Mevrouw Foblets is ook lid van allerlei wetenschappelijke verenigingen en organisaties, waarbij ik in het bijzonder wil onderstrepen dat zijn recentelijk werd verkozen tot lid van de Koninklijke Vlaamse academie van België voor wetenschappen en kunsten, waar ze zitting heeft in de klasse van menswetenschappen.  Ze is ook consulting en advisory editor van verscheidene tijdschriften en was de promotor van een twintigtal doctorale proefschriften.  Daarnaast en wellicht vooral zijn er de zeer belangrijke research projecten die zij leidt of begeleidt.  Op maatschappelijk vlak onderscheidde Mevrouw Foblets zich door op te treden als ombudsman, – lees ombudsvrouw – voor de stad Antwerpen, als adjunct-commissarisgeneraal voor de vluchtelingen en staatlozen, als assessor in de vaste beroepscommissie voor vluchtelingen.  Ze was ook adviseur van de Belgische ministers van justitie o.m. in onderhandelingen met Marokko wat betreft een aantal verdragen inzake huwelijk, echtscheiding en hoederecht.  Ook kan ik nog een lange lijst voorleggen van organismen en instellingen die haar als experte hebben geraadpleegd.

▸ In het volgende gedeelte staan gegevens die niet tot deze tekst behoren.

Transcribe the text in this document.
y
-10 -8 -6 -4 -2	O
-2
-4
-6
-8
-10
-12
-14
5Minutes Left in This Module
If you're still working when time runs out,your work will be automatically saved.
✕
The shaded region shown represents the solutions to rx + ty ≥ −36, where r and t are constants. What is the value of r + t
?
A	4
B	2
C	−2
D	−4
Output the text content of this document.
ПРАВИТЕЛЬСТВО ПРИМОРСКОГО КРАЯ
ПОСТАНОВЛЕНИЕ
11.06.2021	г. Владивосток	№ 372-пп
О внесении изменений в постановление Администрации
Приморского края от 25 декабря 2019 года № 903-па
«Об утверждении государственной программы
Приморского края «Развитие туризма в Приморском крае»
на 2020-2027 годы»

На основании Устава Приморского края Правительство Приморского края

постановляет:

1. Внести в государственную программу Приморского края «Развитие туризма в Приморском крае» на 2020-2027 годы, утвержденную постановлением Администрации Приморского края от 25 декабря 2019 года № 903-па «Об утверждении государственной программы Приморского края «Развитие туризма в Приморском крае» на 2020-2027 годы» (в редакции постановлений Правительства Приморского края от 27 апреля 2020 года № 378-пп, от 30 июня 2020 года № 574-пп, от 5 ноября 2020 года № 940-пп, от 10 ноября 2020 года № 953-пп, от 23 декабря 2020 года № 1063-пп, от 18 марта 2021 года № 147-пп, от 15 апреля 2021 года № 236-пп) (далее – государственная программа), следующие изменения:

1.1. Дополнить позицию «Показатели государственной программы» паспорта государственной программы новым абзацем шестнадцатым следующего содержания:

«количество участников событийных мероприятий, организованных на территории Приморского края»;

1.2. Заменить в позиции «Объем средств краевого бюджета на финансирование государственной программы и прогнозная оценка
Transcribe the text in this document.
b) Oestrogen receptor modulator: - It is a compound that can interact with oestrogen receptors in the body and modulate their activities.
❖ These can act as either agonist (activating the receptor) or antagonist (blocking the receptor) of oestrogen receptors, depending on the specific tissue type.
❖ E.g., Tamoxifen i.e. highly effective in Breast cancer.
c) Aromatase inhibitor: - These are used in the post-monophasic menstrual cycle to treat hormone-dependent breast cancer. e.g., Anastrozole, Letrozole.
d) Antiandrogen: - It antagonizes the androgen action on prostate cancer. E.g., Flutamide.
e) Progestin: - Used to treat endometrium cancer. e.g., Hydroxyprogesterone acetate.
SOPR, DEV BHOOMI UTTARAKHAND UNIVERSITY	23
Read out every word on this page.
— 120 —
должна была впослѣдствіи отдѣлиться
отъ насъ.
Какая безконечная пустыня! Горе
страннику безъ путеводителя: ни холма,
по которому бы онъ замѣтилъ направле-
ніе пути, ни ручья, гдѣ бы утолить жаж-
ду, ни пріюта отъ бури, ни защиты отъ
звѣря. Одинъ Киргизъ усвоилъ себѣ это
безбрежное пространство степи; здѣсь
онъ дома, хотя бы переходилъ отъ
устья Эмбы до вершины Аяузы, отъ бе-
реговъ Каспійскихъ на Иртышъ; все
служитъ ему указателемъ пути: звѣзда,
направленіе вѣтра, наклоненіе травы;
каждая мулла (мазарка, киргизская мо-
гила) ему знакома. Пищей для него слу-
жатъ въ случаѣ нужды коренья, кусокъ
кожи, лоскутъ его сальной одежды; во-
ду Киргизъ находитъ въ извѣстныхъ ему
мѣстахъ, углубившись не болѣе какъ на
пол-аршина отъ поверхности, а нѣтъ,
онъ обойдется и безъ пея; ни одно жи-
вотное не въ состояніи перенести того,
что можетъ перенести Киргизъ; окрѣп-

Ik voeg hier nog aan toe – pour la petite histoire – dat zij met Professor J. Velaers is gehuwd, een van onze meest vooraanstaande historici die zich toegelegd heeft op de studie van de hedendaagse Belgische geschiedenis en ophef heeft gemaakt met zijn boek over Koning Leopold de derde.

Mevrouw Foblets komt ook bij gelegenheid in het nieuws, zowel in de schrijvende pers als in de beeldmedia.  Zo was zij onlangs de co-auteur van een studie over de criminaliteit bij allochtone jongeren waaruit bleek dat in overigens gelijke omstandigheden – een ceteris rebus sic stantibus veronderstelling – allochtonen jongelui niet meer criminele gedrag ontwikkelen dan autochtone inwoners.

En bijkomende reden van zeer grote voldoening bij de toekenning van de Francqui-Prijs aan Professor Marie-Claire Foblets vindt onze Raad van Bestuur in het feit dat de Laureate en dame is.  Zij is aldus slechtst de tweede persoon van het vrouwelijk geslacht die deze grote eer te beurt valt.  De vorige vrouwelijke winnaar van de Francqui-Prijs was Mevrouw Prof. Claire Preaux, die in 1953 als eminente historica werd gelauwerd.  Vandaag kan ik statistisch en dus wetenschappelijk constateren dat het aantal vrouwelijke laureaten in een halve eeuw is verdubbeld, met name van één naar twee, wat wijst op een hoog groeiritme maar ook op een nog steeds schandalige discriminatie.  Alle eer is voor Mevrouw Professor Foblets; de rode wangen zijn voor al diegene die verantwoordelijk zijn voor de achterstelling van het belangrijkste deel van de mensheid.

Les thématiques, sur lesquelles travaille Marie-Claire Foblets, se rapportent à une problématique vaste et de grande actualité relative à la gestion en droit de l’appartenance religieuse et culturelle.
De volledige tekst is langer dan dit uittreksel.